Noch hab‘ ich nicht viel gelesen in Domians Buch „Interview mit dem Tod“. Ich hab‘ es mir gekauft, weil ich wissen will, was einer, der so lange und häufig mit den schlimmsten menschlichen Katastrophen, Ängsten und Leiden in Kontakt kommt, zum Tod zu sagen hat.

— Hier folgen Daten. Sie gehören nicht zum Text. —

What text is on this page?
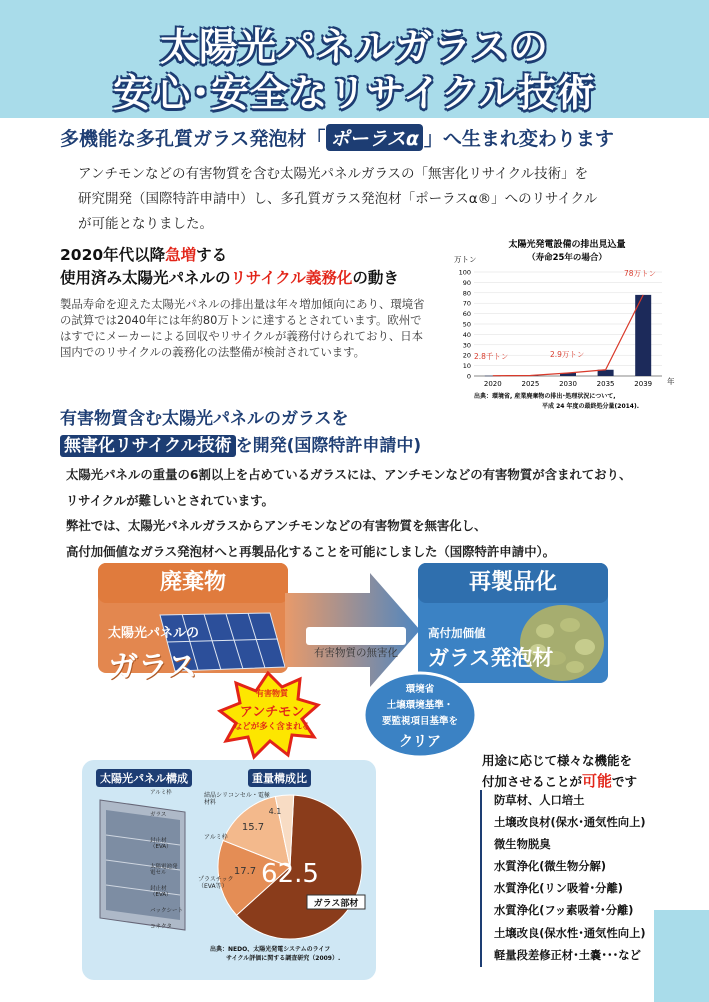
太陽光パネルガラスの
安心･安全なリサイクル技術
多機能な多孔質ガラス発泡材「 ポーラスα 」へ生まれ変わります
アンチモンなどの有害物質を含む太陽光パネルガラスの「無害化リサイクル技術」を
研究開発（国際特許申請中）し、多孔質ガラス発泡材「ポーラスα®」へのリサイクル
が可能となりました。
2020年代以降急増する
使用済み太陽光パネルのリサイクル義務化の動き
製品寿命を迎えた太陽光パネルの排出量は年々増加傾向にあり、環境省の試算では2040年には年約80万トンに達するとされています。欧州ではすでにメーカーによる回収やリサイクルが義務付けられており、日本国内でのリサイクルの義務化の法整備が検討されています。
太陽光発電設備の排出見込量
（寿命25年の場合）
万トン
年
0
10
20
30
40
50
60
70
80
90
100
2020	2025	2030	2035	2039
2.8千トン	2.9万トン
78万トン
出典：環境省, 産業廃棄物の排出･処理状況について,
平成 24 年度の最終処分量(2014).
有害物質含む太陽光パネルのガラスを
無害化リサイクル技術 を開発(国際特許申請中)
太陽光パネルの重量の6割以上を占めているガラスには、アンチモンなどの有害物質が含まれており、
リサイクルが難しいとされています。
弊社では、太陽光パネルガラスからアンチモンなどの有害物質を無害化し、
高付加価値なガラス発泡材へと再製品化することを可能にしました（国際特許申請中）。
廃棄物
太陽光パネルの
ガラス
ガラス発泡技術
有害物質の無害化
再製品化
高付加価値
ガラス発泡材
有害物質
アンチモン
などが多く含まれる
環境省
土壌環境基準・
要監視項目基準を
クリア
用途に応じて様々な機能を
付加させることが可能です
防草材、人口培土
土壌改良材(保水･通気性向上)
微生物脱臭
水質浄化(微生物分解)
水質浄化(リン吸着･分離)
水質浄化(フッ素吸着･分離)
土壌改良(保水性･通気性向上)
軽量段差修正材･土嚢･･･など
太陽光パネル構成	重量構成比
アルミ枠
ガラス
封止材（EVA）
太陽電池発電セル
封止材（EVA）
バックシート
コネクタ
62.5
17.7
15.7
4.1
ガラス部材
結晶シリコンセル・電極材料
アルミ枠
プラスチック（EVA等）
出典：NEDO、太陽光発電システムのライフ
サイクル評価に関する調査研究（2009）.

Schon auf den ersten Seiten hat mich Domians Rückschau in die eigene Kindheit angesprochen. Er schreibt:

„Schon als 13-jähriger Hauptschüler, bildungsfern und ohne jeglichen intellektuellen Hintergrund, hatte ich den Tod in meinem Kopf. Warum müssen Menschen sterben? Was passiert danach? Wann sterben meine Eltern? Wie sterbe ich?…… Versuchte ich mit meinen Schulfreunden über derartige Fragen zu sprechen, so war die Diskussion schnell zu Ende. Sie interessierten sich nicht für meine Grübeleien und hielten mich bestimmt für einen Spinner“.

Gibt es Menschen, die eine Art „Grübel-Gen“ tragen, dass den Anderen fehlt? Über den Tod hab‘ ich in jungen Jahren nicht viel nachgedacht, wohl aber über den Sinn, den Sinn des Lebens angesichts des Universums in seiner Größe und Ignoranz gegenüber uns Stäubchen auf dem Sandkorn Erde.

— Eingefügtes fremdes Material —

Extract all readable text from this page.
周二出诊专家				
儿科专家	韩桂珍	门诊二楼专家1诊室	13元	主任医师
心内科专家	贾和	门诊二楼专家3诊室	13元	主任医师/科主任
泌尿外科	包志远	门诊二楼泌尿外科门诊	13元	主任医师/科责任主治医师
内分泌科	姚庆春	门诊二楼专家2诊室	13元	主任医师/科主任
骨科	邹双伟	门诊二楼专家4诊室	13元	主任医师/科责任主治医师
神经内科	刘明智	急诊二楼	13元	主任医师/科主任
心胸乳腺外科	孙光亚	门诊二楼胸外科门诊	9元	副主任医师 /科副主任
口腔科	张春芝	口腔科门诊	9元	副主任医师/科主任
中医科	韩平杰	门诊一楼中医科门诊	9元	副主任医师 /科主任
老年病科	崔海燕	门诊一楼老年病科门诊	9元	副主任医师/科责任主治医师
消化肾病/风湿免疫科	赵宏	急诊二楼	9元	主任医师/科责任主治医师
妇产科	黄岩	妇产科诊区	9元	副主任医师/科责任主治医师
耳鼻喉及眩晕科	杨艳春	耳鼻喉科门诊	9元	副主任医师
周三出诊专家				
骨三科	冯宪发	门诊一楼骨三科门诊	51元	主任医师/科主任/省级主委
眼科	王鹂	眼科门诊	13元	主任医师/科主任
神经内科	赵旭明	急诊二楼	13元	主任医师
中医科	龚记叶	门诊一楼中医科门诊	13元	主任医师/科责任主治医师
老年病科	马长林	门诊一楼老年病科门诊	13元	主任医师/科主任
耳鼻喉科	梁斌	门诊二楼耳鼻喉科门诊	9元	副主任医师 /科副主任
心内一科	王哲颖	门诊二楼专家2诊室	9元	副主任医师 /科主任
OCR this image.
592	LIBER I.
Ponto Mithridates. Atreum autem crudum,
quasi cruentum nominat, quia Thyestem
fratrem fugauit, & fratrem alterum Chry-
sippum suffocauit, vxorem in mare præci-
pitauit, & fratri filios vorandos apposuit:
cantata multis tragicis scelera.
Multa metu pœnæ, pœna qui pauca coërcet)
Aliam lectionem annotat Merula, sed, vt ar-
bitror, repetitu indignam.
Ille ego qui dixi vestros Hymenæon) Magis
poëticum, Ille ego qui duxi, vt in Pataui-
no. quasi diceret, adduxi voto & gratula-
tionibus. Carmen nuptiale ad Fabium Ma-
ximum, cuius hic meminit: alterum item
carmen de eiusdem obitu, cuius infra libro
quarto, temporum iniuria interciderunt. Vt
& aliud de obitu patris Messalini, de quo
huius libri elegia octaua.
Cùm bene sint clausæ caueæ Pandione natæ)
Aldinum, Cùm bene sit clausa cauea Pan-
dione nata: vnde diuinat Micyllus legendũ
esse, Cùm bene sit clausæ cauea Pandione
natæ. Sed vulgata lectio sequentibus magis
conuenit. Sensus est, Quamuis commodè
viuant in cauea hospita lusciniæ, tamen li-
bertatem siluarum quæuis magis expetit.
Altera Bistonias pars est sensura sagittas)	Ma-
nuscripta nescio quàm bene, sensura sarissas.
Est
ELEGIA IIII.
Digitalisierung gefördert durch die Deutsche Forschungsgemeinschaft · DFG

Heute frage ich nicht mehr nach dem Sinn, der für mich jetzt im Leben und Erleben selbst liegt. Aber fast täglich passiert es mir, dass sich inmitten banaler Alltagssituationen ein Staunen, manchmal auch Gruseln einstellt. Da guckt man Fußball, ärgert sich in der Supermarkt-Schlange, sorgt sich um Kind, Haus, Karriere, freut sich an neuen Smart-Handys, die wieder mehr können – und um uns her ist da doch dieses schier unendliche Universum, dass diese Dinge geradezu lächerlich erscheinen lässt. Jederzeit kann uns ein Meteor treffen, der Yellowstone-Mega-Vulkan kann hochgehen, das Klima kann plötzlich kippen – wir leben inmitten möglicher Weltuntergangsszenarien und tun doch erfolgreich so, als sei alles stabil, sicher, garantiert. Man lässt sich gerne unterhalten und „schlägt die Zeit tot“ als hätte man die persönliche Unendlichkeit gepachtet.

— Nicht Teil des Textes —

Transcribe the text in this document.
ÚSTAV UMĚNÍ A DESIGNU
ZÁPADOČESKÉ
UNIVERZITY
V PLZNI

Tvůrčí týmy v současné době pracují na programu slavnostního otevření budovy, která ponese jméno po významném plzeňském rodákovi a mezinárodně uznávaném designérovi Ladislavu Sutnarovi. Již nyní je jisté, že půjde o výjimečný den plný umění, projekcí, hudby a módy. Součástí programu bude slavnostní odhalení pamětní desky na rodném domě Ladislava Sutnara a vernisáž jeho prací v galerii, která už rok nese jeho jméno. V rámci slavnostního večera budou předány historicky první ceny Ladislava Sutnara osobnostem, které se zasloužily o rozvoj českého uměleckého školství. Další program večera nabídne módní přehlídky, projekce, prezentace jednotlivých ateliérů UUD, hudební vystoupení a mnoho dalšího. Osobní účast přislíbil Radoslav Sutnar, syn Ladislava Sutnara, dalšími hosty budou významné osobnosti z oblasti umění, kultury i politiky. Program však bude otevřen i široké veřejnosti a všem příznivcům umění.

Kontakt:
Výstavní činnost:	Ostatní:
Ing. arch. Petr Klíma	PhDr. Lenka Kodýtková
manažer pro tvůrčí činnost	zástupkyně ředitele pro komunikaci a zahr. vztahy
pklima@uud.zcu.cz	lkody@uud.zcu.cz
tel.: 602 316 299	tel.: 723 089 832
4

Wenn mich diese Gedanken überkommen, wunder‘ ich mich und erlebe meine Mitmenschen für Augenblicke als blinde Zombies. Dann rufe mich schnell zur Ordnung, zur Normalität, zum Kümmern um die Erfordernisse des Alltags. Bis zum nächsten solchen „irren“ Moment.

Diskussion

Kommentare abonnieren (RSS)
6 Kommentare zu „Angelesen: Domian über den Tod“.

  1. Mein Sohn fragte mich mal, ob er vor seiner Geburt tot gewesen sei…
    So gesehen gibt es keine weiteren Fragen…
    Die Erfordernisse des Alltags lenken schön ab. Was für ein Glück haben wir doch…
    Gruß von Sonja

  2. @Sonja: dein Sohn ist ungemein weise! Dass wir vor der Geburt genauso nicht-existent waren wie wir es nach dem Tod sein werden, ist ja ein sehr tröstlicher Gedanke. Denn: es hat uns ja nicht gestört! :-)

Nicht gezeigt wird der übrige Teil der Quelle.